While there were some obvious picks for reissues like gold albums by Natalie Cole and Peabo Bryson, these entrepreneurs were digging much, much deeper, often seeking out obscure but usually interesting soul, funk and disco. We’re talking about stuff like LaToya Jackson’s lowest selling album, post-peak Stylistics and Chi-Lites, and even forgotten acts like the L.A. Boppers, Tease and JM Silk. It should be noted what they were doing was no easy feat. Due to the consolidation of the record industry, the process of obtaining the rights to music, finding the original master recordings and negotiating the licensing of the music could be a combination of scavenger hunt and bureaucratic nightmare. Fortunately, these folks were in it for the love even more than for the money, and through creativity and relentlessness labels like FunkyTownGrooves, SoulMusic.com, BBR, Cherry Red, Wounded Bird and Vinyl Masterpiece, as well as the up and coming Purpose Music Vaults, cracked the code and opened up a treasure trove of great classic music that went more than a quarter of a century in the dark.
It was a tremendous gamble. I mean, can you really be sure that there is enough of a market for a double disc by the group Chocolate Milk to justify all the costs of reissuing? But, thankfully, these labels found a surprising number of European, American and Asian fans willing to shell out $15 for the CD version of an album that they had when they were 16, even if the album was a small seller back then.
Due to this new generation of record company mini-moguls, over the past year I’ve had the chance to hear all over again some amazing lost gems from artists such as Carl Anderson, Enchantment, Loose Ends and even my beloved Tavares – gems that otherwise would simply be gathering dust in the major labels’ vaults.

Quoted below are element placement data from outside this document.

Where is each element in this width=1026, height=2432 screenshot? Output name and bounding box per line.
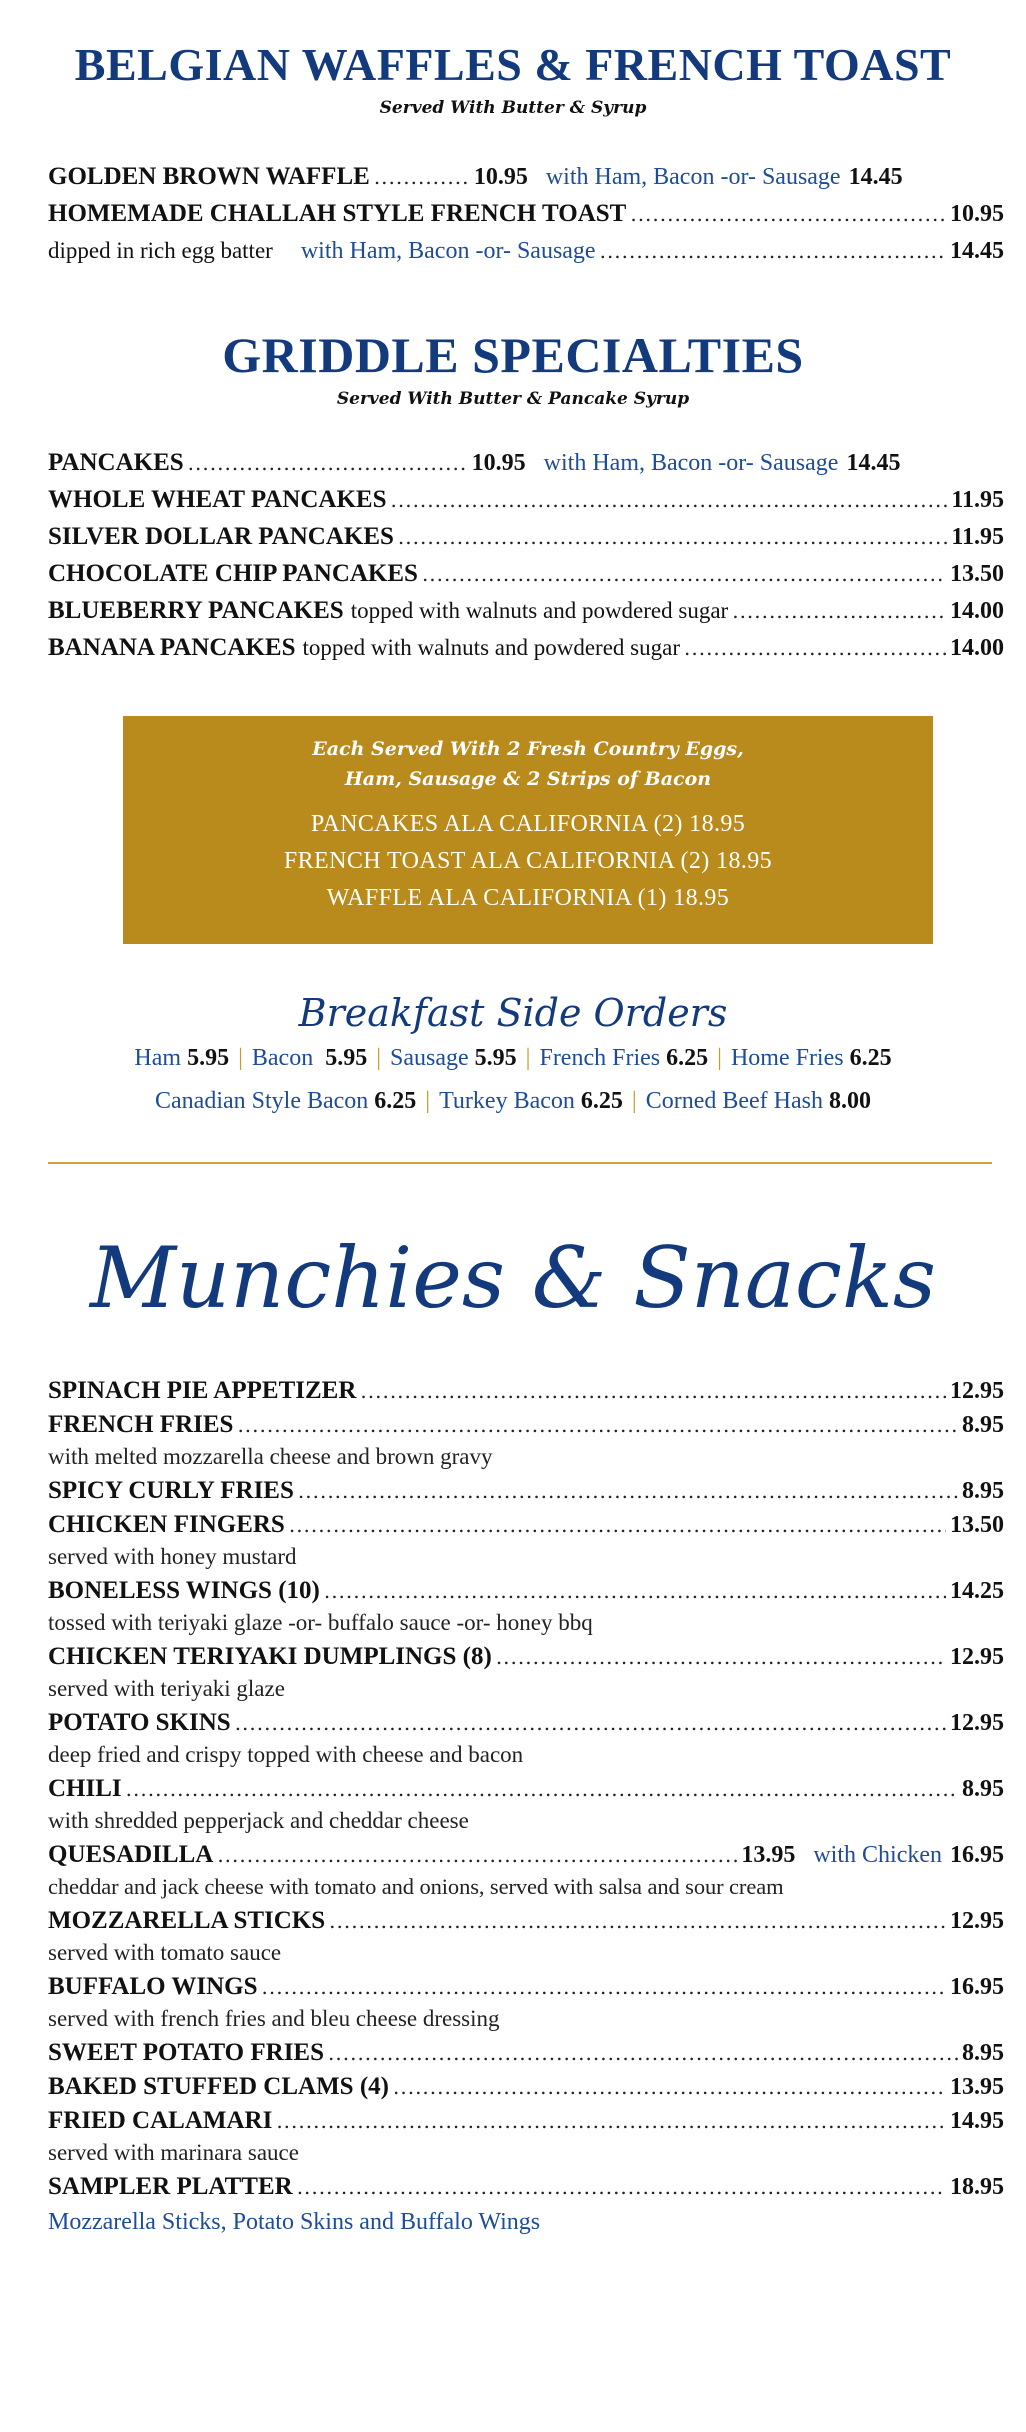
dot-leader (684, 630, 946, 667)
separator: | (238, 1045, 243, 1071)
item-price: 12.95 (950, 1710, 1004, 1736)
menu-item (48, 555, 1004, 592)
menu-item (48, 1474, 1004, 1508)
item-addon: with Ham, Bacon -or- Sausage (543, 450, 839, 476)
dot-leader (391, 482, 948, 519)
menu-item (48, 2036, 1004, 2070)
separator: | (525, 1045, 531, 1071)
dot-leader (360, 1374, 946, 1408)
sampler-note: Mozzarella Sticks, Potato Skins and Buffalo Wings (48, 2209, 541, 2235)
item-name: BONELESS WINGS (10) (48, 1577, 320, 1604)
item-name: POTATO SKINS (48, 1709, 231, 1736)
item-price: 14.00 (950, 598, 1004, 624)
dot-leader (188, 445, 468, 482)
item-price: 8.95 (962, 1478, 1004, 1504)
item-name: BAKED STUFFED CLAMS (4) (48, 2073, 389, 2100)
dot-leader (324, 1574, 946, 1608)
dot-leader (217, 1838, 737, 1872)
item-price: 10.95 (950, 201, 1004, 227)
dot-leader (630, 196, 946, 233)
menu-item (48, 195, 1004, 232)
california-specials-box (123, 716, 933, 944)
dot-leader (289, 1508, 946, 1542)
menu-item (48, 592, 1004, 629)
separator: | (717, 1045, 722, 1071)
side-price: 6.25 (849, 1045, 892, 1071)
item-price: 14.25 (950, 1578, 1004, 1604)
item-price: 14.95 (950, 2108, 1004, 2134)
menu-item (48, 1640, 1004, 1674)
item-desc: served with teriyaki glaze (48, 1676, 285, 1701)
menu-item (48, 1970, 1004, 2004)
item-desc: topped with walnuts and powdered sugar (350, 598, 729, 623)
munchies-title: Munchies & Snacks (90, 1229, 936, 1327)
side-price: 5.95 (325, 1045, 368, 1071)
menu-item (48, 2104, 1004, 2138)
munchies-list (48, 1374, 1004, 2240)
dot-leader (262, 1970, 946, 2004)
side-price: 8.00 (828, 1088, 871, 1114)
menu-item (48, 2170, 1004, 2204)
menu-item (48, 444, 1004, 481)
item-name: PANCAKES (48, 449, 184, 476)
item-desc: tossed with teriyaki glaze -or- buffalo sauce -or- honey bbq (48, 1610, 593, 1635)
menu-item (48, 158, 1004, 195)
menu-item (48, 1574, 1004, 1608)
separator: | (376, 1045, 381, 1071)
item-price: 11.95 (951, 487, 1004, 513)
side-price: 5.95 (474, 1045, 517, 1071)
item-name: FRENCH FRIES (48, 1411, 234, 1438)
side-name: Canadian Style Bacon (155, 1088, 369, 1114)
side-name: French Fries (539, 1045, 661, 1071)
item-addon-price: 14.45 (848, 164, 903, 190)
california-combo: WAFFLE ALA CALIFORNIA (1) 18.95 (326, 885, 730, 911)
item-desc: cheddar and jack cheese with tomato and onions, served with salsa and sour cream (48, 1874, 784, 1899)
california-intro-line1: Each Served With 2 Fresh Country Eggs, (312, 738, 744, 760)
item-name: GOLDEN BROWN WAFFLE (48, 163, 370, 190)
menu-item (48, 1508, 1004, 1542)
menu-item (48, 518, 1004, 555)
menu-item (48, 1904, 1004, 1938)
item-price: 13.50 (950, 561, 1004, 587)
side-name: Turkey Bacon (439, 1088, 575, 1114)
california-combo: FRENCH TOAST ALA CALIFORNIA (2) 18.95 (283, 848, 773, 874)
item-desc: served with honey mustard (48, 1544, 297, 1569)
item-name: QUESADILLA (48, 1841, 214, 1868)
item-price: 16.95 (950, 1974, 1004, 2000)
menu-item (48, 232, 1004, 269)
waffles-subtitle: Served With Butter & Syrup (379, 98, 647, 118)
item-name: BANANA PANCAKES (48, 634, 296, 661)
item-addon-price: 14.45 (846, 450, 901, 476)
item-price: 10.95 (473, 164, 528, 190)
item-name: SAMPLER PLATTER (48, 2173, 293, 2200)
item-desc: deep fried and crispy topped with cheese and bacon (48, 1742, 524, 1767)
menu-item (48, 2070, 1004, 2104)
side-name: Sausage (390, 1045, 469, 1071)
item-name: BLUEBERRY PANCAKES (48, 597, 344, 624)
dot-leader (496, 1640, 946, 1674)
item-name: SILVER DOLLAR PANCAKES (48, 523, 394, 550)
griddle-subtitle: Served With Butter & Pancake Syrup (336, 389, 690, 409)
sides-row-2 (0, 1088, 1026, 1115)
dot-leader (237, 1408, 958, 1442)
side-price: 6.25 (666, 1045, 709, 1071)
sides-row-1 (0, 1045, 1026, 1072)
item-desc: served with tomato sauce (48, 1940, 282, 1965)
item-name: MOZZARELLA STICKS (48, 1907, 326, 1934)
california-intro-line2: Ham, Sausage & 2 Strips of Bacon (344, 768, 712, 790)
menu-item (48, 1706, 1004, 1740)
item-name: SWEET POTATO FRIES (48, 2039, 325, 2066)
menu-item (48, 481, 1004, 518)
dot-leader (422, 556, 946, 593)
section-divider (48, 1162, 992, 1164)
side-name: Bacon (251, 1045, 314, 1071)
dot-leader (374, 159, 470, 196)
item-addon: with Ham, Bacon -or- Sausage (545, 164, 841, 190)
california-combo: PANCAKES ALA CALIFORNIA (2) 18.95 (310, 811, 746, 837)
item-price: 13.95 (950, 2074, 1004, 2100)
item-addon: with Chicken (813, 1842, 942, 1868)
item-desc: dipped in rich egg batter (48, 238, 273, 263)
item-name: CHOCOLATE CHIP PANCAKES (48, 560, 418, 587)
dot-leader (235, 1706, 946, 1740)
waffles-title: BELGIAN WAFFLES & FRENCH TOAST (74, 39, 952, 90)
item-name: SPINACH PIE APPETIZER (48, 1377, 357, 1404)
dot-leader (297, 2170, 946, 2204)
item-price: 18.95 (950, 2174, 1004, 2200)
dot-leader (126, 1772, 958, 1806)
menu-item (48, 629, 1004, 666)
item-price: 12.95 (950, 1908, 1004, 1934)
item-price: 8.95 (962, 2040, 1004, 2066)
item-addon-price: 16.95 (950, 1842, 1004, 1868)
item-name: SPICY CURLY FRIES (48, 1477, 294, 1504)
item-price: 12.95 (950, 1378, 1004, 1404)
menu-item (48, 1408, 1004, 1442)
dot-leader (328, 2036, 958, 2070)
item-desc: served with french fries and bleu cheese dressing (48, 2006, 500, 2031)
item-name: CHICKEN FINGERS (48, 1511, 285, 1538)
dot-leader (600, 233, 946, 270)
item-name: WHOLE WHEAT PANCAKES (48, 486, 387, 513)
separator: | (631, 1088, 637, 1114)
item-addon-price: 14.45 (950, 238, 1004, 264)
sides-title: Breakfast Side Orders (298, 991, 728, 1035)
item-price: 14.00 (950, 635, 1004, 661)
item-desc: served with marinara sauce (48, 2140, 299, 2165)
side-name: Corned Beef Hash (645, 1088, 823, 1114)
side-name: Home Fries (730, 1045, 844, 1071)
item-name: HOMEMADE CHALLAH STYLE FRENCH TOAST (48, 200, 627, 227)
dot-leader (329, 1904, 946, 1938)
item-desc: topped with walnuts and powdered sugar (302, 635, 680, 660)
item-price: 12.95 (950, 1644, 1004, 1670)
item-name: CHICKEN TERIYAKI DUMPLINGS (8) (48, 1643, 492, 1670)
dot-leader (398, 519, 947, 556)
menu-item (48, 1374, 1004, 1408)
item-price: 10.95 (471, 450, 526, 476)
menu-item (48, 1772, 1004, 1806)
griddle-title: GRIDDLE SPECIALTIES (222, 327, 804, 383)
dot-leader (732, 593, 946, 630)
item-desc: with shredded pepperjack and cheddar cheese (48, 1808, 469, 1833)
item-name: BUFFALO WINGS (48, 1973, 258, 2000)
side-price: 6.25 (374, 1088, 417, 1114)
waffles-list (48, 158, 1004, 269)
item-name: FRIED CALAMARI (48, 2107, 273, 2134)
item-price: 8.95 (962, 1412, 1004, 1438)
item-name: CHILI (48, 1775, 122, 1802)
griddle-list (48, 444, 1004, 666)
item-price: 11.95 (951, 524, 1004, 550)
dot-leader (276, 2104, 946, 2138)
item-price: 13.95 (741, 1842, 796, 1868)
separator: | (425, 1088, 431, 1114)
menu-item (48, 1838, 1004, 1872)
dot-leader (298, 1474, 958, 1508)
dot-leader (393, 2070, 946, 2104)
side-price: 5.95 (187, 1045, 230, 1071)
item-desc: with melted mozzarella cheese and brown gravy (48, 1444, 493, 1469)
item-price: 8.95 (962, 1776, 1004, 1802)
side-price: 6.25 (580, 1088, 623, 1114)
side-name: Ham (134, 1045, 182, 1071)
item-price: 13.50 (950, 1512, 1004, 1538)
item-addon: with Ham, Bacon -or- Sausage (300, 238, 596, 264)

It all came to a head for me when I received a package from Vinyl Masterpiece that included the 1978 album Phyrework, an obscure release by almost any standard and for me a bellwether as to just how deep into the mines these labels are digging. But you know what? It’s pretty good. Featuring lead singer and guitarist Clarence Pitts guitarist Willie Smith, percussionist John Bryant, saxman Bill Eden, bassist Gerald Calhoun, trumpeter Jim Foster and keyboardist Frank Hames, Phyrework enlisted the production help of Con-Funk-Shun’s Michael Cooper and issued a solid album of the horn-filled funk sound that was emerging at that time from groups like the Bar-Kays and even Maze. And Phyrework the band was tight, mixing up funk-dance numbers like “Comin’ For Your Love” with Cameo-like ballad like “Dance With Me” and even jazz fusion flourishes on “Mystic Mariner.”
The most important thing about Phyrework is not that it wasn’t a hit in 1978 and probably has a limited market now. It is that the work of the band Phyrework, like T.S. Monk, Michael Wycoff, Ca$hflow and the dozens of other acts who’ve been rescued from the dustbins by the upstart labels, really deserved to be available again. These were talented acts who created music that may have had limited commercial appeal but had critical merit and a small but interested group of fans. And it is a tribute to these R&B rescuers that they are giving this worthy music the opportunity to be heard again by longtime fans — and perhaps to be discovered by new ones. And that’s great news for SoulTrackers that goes far, far beyond Phyrework.